I’m trying to understand CSI architecture, using kubernetes-csi/csi-driver-host-path as a reference. In particular, I’m looking to see what would be required to implement something like asteven/local-zfs-provisioner with CSI (it currently uses external volume provisioning).
My question centres around how the daemons on each node would best communicate with CSI.
I can see that in the csi-driver-host-path deployment, there are separate statefulsets for csi-hostpath-provisioner, csi-hostpath-resizer etc, and these pods have an affinity to run where the csi-hostpath-plugin is running. I can also see they communicate using a unix domain socket stored in a hostPath volume. The socket to use is passed as the -csi-address
flag to kubernetes-csi/external-provisioner etc, which in turn uses connection.Connect
from kubernetes-csi/csi-lib-utils, which supports various URL schemes as per grpc/grpc/blob/master/doc/naming.md.
(Aside: why use a hostPath volume for the socket, rather than putting all these components in a single pod which communicate via an emptyDir? This isn’t really important though)
My main question is this. How would you go about changing this so that it could provision volumes on multiple nodes?
Clearly, the lowest level hostpath-plugin can run as a DaemonSet across all the nodes, but I don’t know what the recommended way of deploying the CSI components would be.
One approach would be to replicate the CSI components on every node too: every node gets a csi-hostpath-provisioner, a csi-hostpath-resizer etc. They can all communicate with the hostpath-plugin using the Unix domain socket on that node easily. However, they would all be watching the same PVCs in the API, so would have to race against each other to decide which one picks up a particular PVC. That doesn’t seem right.
The other way would be to have a single, cluster-wide instance of the CSI components.
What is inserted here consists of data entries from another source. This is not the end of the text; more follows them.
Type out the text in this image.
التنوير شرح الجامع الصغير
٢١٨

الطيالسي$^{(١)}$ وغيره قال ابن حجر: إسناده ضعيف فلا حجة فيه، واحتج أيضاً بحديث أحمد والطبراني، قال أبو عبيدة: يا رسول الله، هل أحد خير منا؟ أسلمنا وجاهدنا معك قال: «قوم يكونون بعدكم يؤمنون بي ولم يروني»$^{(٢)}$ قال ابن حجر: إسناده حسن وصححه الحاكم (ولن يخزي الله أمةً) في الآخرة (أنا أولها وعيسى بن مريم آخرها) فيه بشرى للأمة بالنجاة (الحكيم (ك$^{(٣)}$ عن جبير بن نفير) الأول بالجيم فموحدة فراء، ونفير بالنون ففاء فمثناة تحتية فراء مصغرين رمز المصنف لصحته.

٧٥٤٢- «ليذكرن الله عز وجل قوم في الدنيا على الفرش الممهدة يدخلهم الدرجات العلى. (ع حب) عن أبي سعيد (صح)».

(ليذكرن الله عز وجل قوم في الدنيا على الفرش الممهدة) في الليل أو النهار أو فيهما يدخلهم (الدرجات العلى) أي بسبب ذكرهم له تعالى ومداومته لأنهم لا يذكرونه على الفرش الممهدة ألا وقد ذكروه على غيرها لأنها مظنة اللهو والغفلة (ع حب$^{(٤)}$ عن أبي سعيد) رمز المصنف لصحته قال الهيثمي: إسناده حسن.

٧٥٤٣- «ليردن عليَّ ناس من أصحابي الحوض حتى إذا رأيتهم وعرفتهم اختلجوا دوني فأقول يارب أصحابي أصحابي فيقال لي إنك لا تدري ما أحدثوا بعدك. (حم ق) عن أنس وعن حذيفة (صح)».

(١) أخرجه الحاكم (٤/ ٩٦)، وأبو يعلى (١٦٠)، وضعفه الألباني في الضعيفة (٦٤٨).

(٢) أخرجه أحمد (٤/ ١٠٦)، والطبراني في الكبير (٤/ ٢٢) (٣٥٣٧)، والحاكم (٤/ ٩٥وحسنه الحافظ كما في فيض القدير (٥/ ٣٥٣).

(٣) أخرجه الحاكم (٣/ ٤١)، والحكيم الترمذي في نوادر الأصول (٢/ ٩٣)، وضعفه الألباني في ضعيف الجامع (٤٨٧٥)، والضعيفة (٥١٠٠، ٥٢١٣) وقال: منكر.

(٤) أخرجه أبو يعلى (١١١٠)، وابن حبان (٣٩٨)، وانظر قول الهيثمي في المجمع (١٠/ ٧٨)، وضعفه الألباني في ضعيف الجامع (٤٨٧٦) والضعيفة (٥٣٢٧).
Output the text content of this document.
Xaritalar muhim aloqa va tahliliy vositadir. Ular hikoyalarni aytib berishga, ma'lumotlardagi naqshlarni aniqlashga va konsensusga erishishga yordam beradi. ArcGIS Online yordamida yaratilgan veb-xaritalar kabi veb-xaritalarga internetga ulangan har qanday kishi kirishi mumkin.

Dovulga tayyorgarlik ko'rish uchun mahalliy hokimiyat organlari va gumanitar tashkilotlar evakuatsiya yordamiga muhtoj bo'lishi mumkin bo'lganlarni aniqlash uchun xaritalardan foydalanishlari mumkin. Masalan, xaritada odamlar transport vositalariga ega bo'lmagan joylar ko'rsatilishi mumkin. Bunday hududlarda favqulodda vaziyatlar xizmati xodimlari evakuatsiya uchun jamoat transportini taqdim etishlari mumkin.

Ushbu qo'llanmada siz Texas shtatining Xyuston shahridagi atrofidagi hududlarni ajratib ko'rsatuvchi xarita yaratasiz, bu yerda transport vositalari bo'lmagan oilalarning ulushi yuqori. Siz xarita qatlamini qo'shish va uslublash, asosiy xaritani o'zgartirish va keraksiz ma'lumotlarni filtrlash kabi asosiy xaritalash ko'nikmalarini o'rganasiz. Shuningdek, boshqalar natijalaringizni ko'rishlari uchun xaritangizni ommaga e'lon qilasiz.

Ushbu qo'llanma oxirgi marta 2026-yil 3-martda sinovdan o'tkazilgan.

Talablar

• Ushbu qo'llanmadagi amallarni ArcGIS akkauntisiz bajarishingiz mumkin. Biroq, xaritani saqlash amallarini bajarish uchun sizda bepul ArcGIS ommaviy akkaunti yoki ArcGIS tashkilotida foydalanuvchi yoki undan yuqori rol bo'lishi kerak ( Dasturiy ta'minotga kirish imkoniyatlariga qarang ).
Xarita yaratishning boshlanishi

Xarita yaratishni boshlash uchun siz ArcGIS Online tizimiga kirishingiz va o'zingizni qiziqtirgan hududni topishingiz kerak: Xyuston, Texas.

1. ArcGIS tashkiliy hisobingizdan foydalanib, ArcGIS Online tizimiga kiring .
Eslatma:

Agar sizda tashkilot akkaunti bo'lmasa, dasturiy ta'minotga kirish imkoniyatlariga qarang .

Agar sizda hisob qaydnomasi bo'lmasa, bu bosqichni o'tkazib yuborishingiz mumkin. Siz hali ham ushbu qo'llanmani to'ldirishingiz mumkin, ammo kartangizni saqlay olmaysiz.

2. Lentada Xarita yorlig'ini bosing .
This seems to make more sense. But then, how would those best communicate with the hostpath-plugin on each node? Does the k8s API provide some channel for this? Should the hostpath-plugin on each node expose its grpc endpoint as a “service”? If so, is it responsible for securing/authenticating connections over that service? Can RBAC be used to lock down access to these services?
Since the existing containers like kubernetes-csi/external-provisioner can only talk to a single fixed endpoint, it seems to me that in any case there would need to be some “middleware” container which knows where all the DaemonSet pods/containers are and can talk to them for provisioning. It could, I guess, even just ‘exec’ commands directly inside them. But what’s the standard way of doing this?
I apologise if the answer is obvious to someone with a better overview of k8s architecture than me!
Thanks in advance,
Brian.